I wrote these thoughts during my first month of the DRBU MA program in September 2015. Over the course of the two years, my supposition about using the classroom to better understand my own afflictions proved useful. I share this for the incoming cohorts to consider as they begin their own work in the classroom. 

As new students, we come into the program fresh and excited. We are looking forward to the new adventure and perhaps also apprehensive about the workload. Will we be able to keep up?

Over a month in now, we have had a lot of discussions amongst each other about the classroom dynamics. How do we make sure everyone gets a chance to talk? Am I talking too much? Are we getting what we should out of the class? Are we succeeding as a cohort or as instructors?

Feelings about class might also come out as judgements. For example: the class is moving too quickly, I don’t feel like I’m able to process it. Or maybe: I feel really bored in class, why aren’t the other students as prepared as I am to go deeply? Or: the teachers aren’t doing enough to lead the class, we aren’t getting the key points. The teachers are doing too much to guide us, we aren’t pushed to do it on our own. Why aren’t we sticking to the text more? The list goes on and is somewhat unique to each student.

Many of these concerns are relevant and important. Without feedback on the process, it wouldn’t improve and we couldn’t all adapt. However, I started to see that there is more going on than just trying to solve these things as group issues.

How we feel in class can be a profound window into self-examination. When looked at, our feelings, frustrations, excitements, and reactions are telling us about parts of ourselves that are hard to see, uncomfortable, and difficult to accept.

How we feel in class can be a profound window into self-examination.

Inherent in how we react to our fellow classmates and instructors is key information about how we see ourselves in relation to others and what we hope others see in us. Our expectations of what we’ll take away from the class tell us about our deeply held beliefs about productivity and success and how we evaluate them. The ways we think we ‘should’ read the text tells us how we relate to the world and how we think we need to be.

Whether we like it or not, we have to sit through each class facing these feelings and thoughts. In this way, the classroom is a pressure cooker for our character strategies and the areas of ourselves that are less conscious.

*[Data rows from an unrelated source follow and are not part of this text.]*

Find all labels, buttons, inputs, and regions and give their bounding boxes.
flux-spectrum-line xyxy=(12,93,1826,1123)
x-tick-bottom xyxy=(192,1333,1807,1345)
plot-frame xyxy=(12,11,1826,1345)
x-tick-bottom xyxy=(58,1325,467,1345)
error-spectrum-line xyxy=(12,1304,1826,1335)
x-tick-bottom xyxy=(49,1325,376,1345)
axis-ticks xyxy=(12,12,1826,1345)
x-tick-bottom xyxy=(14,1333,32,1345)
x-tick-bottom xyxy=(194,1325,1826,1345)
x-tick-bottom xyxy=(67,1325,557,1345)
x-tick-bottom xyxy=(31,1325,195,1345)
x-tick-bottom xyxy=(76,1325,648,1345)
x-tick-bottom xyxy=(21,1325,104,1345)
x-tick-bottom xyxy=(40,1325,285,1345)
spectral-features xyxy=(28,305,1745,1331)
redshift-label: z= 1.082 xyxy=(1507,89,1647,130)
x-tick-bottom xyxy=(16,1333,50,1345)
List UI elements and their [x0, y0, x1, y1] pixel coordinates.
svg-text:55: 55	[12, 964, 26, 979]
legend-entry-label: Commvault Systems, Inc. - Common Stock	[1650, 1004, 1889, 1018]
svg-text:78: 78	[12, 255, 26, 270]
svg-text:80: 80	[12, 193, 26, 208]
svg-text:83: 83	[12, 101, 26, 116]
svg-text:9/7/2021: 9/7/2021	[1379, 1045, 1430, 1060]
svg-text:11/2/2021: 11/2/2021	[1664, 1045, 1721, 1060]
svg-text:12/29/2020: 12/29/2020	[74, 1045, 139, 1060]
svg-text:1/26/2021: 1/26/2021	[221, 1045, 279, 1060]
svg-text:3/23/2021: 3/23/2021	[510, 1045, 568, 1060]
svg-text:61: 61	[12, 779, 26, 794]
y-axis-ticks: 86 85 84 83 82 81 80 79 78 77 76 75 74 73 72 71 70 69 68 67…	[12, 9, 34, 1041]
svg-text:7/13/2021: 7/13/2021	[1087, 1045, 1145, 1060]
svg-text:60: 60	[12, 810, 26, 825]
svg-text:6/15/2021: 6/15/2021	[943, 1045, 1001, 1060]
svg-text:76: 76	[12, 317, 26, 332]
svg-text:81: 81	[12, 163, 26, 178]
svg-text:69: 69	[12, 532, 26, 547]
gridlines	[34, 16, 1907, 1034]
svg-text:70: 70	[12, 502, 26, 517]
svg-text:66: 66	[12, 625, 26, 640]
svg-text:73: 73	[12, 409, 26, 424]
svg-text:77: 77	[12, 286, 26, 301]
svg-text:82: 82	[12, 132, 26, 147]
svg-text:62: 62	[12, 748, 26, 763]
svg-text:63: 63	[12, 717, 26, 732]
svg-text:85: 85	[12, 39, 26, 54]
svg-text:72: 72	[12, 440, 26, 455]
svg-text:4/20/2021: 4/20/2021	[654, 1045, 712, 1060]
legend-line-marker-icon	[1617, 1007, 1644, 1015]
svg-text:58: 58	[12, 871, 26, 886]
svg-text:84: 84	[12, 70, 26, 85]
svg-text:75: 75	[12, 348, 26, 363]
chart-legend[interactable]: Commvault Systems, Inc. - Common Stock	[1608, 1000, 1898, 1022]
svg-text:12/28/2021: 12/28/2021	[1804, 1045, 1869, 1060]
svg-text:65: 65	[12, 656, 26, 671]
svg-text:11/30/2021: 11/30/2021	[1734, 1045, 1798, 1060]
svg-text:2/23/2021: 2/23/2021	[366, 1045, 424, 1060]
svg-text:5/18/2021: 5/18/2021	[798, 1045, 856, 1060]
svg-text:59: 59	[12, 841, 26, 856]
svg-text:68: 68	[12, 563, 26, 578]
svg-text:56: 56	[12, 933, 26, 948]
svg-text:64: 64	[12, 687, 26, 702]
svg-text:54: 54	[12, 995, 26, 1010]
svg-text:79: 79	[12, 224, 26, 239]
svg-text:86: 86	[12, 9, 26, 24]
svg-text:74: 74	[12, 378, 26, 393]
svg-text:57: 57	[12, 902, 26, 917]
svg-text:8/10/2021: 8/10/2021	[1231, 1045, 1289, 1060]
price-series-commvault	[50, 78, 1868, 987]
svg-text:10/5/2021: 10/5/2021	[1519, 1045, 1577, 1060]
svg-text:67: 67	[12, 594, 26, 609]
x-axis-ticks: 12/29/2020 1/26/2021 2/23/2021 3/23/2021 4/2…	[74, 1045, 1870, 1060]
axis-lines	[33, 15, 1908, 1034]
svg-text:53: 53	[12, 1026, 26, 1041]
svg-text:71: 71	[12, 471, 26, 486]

While it may be commonplace to think about how the class is going in terms of how much material we feel like we’ve learned or mastered, in many ways working on our frustrations is itself the deeper work. If we can’t move beyond how well the classroom dynamics are catering to our deeper ‘needs’, these thoughts and feelings will dominate our experience in the classroom, affecting not just our mood, but also our ability to deeply listen and contribute.

In deep listening, we open up possibilities. If we can listen to the other person, the possibility is there for them to be our teacher, as well as the opportunity for us to be theirs. The dynamics of the class offer the potential to develop our self-cultivation, pushing us to face ourselves and change in the process.